Laplacian-LoRA: Delaying Oversmoothing in Deep GCNs via Spectral Low-Rank Adaptation
Sai Vamsi Alisetti
TL;DR
The paper identifies oversmoothing in deep GCNs as an operator-level contraction in the Laplacian spectrum and proposes Laplacian-LoRA, a low-rank spectral correction that weakens per-layer contraction while preserving stability. By introducing a depth-annealed, spectrally anchored residual in the Laplacian eigenspace, the method yields an effective filter $g_{eff}(\lambda;\alpha_\ell)=(1-\lambda)(2-\alpha_\ell \theta(\lambda))$, delaying representational collapse without eliminating it. Across five benchmarks, Laplacian-LoRA extends the effective network depth and improves accuracy at intermediate depths, with spectral diagnostics showing a smooth, bounded correction that preserves high-frequency energy better than standard GCNs. These findings treat oversmoothing as a depth-dependent spectral phenomenon and demonstrate that principled spectral design can meaningfully modulate it. The approach offers a principled, interpretable avenue to enhance deep GCNs, albeit with reliance on spectral decompositions that may impact scalability.
Abstract
Oversmoothing is a fundamental limitation of deep graph convolutional networks (GCNs), causing node representations to collapse as depth increases.
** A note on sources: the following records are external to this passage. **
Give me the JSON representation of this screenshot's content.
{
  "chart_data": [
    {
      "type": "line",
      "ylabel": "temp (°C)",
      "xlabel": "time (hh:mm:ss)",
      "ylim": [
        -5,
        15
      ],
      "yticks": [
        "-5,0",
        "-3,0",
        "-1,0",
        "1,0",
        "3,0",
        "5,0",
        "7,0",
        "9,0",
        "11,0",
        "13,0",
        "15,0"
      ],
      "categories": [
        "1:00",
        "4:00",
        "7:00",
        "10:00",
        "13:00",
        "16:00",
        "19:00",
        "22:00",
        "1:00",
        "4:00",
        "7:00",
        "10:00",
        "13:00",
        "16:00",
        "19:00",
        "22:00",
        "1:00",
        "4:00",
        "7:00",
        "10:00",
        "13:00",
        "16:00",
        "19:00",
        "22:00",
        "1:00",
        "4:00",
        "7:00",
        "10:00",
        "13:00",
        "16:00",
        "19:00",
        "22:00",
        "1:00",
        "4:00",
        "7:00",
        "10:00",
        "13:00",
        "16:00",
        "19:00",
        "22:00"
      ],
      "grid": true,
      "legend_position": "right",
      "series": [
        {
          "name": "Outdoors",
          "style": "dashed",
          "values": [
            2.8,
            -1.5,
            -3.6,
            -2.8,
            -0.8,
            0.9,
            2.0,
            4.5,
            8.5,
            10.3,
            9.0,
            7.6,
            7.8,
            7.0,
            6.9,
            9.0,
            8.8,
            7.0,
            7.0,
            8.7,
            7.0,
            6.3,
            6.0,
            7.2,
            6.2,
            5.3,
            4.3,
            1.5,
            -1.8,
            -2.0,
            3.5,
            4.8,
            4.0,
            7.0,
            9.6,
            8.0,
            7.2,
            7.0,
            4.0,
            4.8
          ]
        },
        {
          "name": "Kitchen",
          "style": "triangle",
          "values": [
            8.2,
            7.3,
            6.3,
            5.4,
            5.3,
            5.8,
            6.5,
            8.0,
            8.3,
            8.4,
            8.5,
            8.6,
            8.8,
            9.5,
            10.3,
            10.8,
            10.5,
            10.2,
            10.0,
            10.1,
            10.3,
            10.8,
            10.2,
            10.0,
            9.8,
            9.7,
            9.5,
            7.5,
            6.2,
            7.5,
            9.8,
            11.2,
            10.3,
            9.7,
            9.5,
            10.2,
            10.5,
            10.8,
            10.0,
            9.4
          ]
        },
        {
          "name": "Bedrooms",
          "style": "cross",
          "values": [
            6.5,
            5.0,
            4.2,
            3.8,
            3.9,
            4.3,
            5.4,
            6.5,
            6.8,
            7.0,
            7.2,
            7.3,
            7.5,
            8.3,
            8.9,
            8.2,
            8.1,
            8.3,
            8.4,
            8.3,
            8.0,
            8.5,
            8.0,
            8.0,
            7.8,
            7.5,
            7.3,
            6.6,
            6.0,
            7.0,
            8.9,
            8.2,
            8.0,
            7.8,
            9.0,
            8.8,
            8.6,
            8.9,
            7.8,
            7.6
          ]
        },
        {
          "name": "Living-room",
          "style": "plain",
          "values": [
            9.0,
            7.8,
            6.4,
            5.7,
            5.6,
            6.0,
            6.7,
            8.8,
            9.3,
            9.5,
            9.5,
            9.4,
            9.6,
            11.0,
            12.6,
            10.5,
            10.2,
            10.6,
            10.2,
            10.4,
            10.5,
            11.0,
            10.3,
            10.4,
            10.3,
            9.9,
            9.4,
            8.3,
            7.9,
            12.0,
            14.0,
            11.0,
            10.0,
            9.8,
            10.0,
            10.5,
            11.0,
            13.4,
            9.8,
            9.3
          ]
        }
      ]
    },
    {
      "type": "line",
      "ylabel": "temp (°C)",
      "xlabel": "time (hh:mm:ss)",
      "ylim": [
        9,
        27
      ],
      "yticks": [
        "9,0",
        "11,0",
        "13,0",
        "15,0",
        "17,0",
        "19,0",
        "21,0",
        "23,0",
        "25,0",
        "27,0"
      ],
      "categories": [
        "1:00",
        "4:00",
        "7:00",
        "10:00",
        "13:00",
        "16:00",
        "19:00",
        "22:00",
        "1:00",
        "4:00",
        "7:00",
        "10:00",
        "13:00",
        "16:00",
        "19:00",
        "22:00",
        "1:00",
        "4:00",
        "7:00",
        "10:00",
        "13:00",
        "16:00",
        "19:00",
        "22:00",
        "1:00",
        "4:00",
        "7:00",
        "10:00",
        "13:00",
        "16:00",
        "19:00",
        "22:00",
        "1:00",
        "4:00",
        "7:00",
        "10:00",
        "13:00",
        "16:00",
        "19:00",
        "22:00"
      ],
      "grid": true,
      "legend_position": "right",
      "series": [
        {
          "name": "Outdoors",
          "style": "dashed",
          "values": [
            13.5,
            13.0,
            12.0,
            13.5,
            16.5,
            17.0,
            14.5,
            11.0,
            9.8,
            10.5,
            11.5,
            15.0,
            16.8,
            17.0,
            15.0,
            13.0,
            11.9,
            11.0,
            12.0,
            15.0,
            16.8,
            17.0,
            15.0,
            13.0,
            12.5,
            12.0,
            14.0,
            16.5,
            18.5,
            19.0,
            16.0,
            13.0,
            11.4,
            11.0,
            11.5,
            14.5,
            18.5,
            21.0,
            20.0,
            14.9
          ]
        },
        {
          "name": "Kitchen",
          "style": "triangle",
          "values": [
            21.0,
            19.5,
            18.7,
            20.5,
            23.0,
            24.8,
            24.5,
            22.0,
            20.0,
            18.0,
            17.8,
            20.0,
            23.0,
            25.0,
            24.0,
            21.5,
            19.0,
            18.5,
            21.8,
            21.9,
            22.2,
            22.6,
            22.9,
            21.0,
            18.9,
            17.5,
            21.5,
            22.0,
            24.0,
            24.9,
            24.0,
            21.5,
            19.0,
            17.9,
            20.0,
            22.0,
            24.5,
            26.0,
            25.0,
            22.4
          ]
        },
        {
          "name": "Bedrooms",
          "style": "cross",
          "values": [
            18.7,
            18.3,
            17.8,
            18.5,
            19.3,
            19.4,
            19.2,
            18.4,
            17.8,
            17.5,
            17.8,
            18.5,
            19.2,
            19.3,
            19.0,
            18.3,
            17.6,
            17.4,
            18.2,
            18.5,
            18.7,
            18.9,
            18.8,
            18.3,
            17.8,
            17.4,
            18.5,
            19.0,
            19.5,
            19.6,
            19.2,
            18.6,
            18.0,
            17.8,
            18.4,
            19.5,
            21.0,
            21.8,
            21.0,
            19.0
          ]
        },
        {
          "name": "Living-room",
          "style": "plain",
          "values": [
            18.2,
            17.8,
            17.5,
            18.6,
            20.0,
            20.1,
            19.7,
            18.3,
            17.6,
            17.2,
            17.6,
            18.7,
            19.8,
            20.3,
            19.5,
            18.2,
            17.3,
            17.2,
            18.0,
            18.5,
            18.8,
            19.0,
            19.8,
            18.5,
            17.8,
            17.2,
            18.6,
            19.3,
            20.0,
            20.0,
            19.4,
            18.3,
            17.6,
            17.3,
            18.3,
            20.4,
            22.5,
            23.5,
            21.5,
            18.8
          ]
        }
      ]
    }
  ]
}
While many prior approaches mitigate this effect through architectural modifications or residual mechanisms, the underlying spectral cause of oversmoothing is often left implicit. We propose Laplacian-LoRA, a simple and interpretable low-rank spectral adaptation of standard GCNs. Rather than redesigning message passing, Laplacian-LoRA introduces a learnable, spectrally anchored correction to the fixed Laplacian propagation operator, selectively weakening contraction while preserving stability and the low-pass inductive bias. Across multiple benchmark datasets and depths, Laplacian-LoRA consistently delays the onset of oversmoothing, extending the effective depth of GCNs by up to a factor of two. Embedding variance diagnostics confirm that these gains arise from delayed representational collapse, while learned spectral analysis demonstrates that the correction is smooth, bounded, and well behaved. Our results show that oversmoothing is a depth-dependent spectral phenomenon that can be systematically delayed through modest, low-rank adaptation of the graph propagation operator.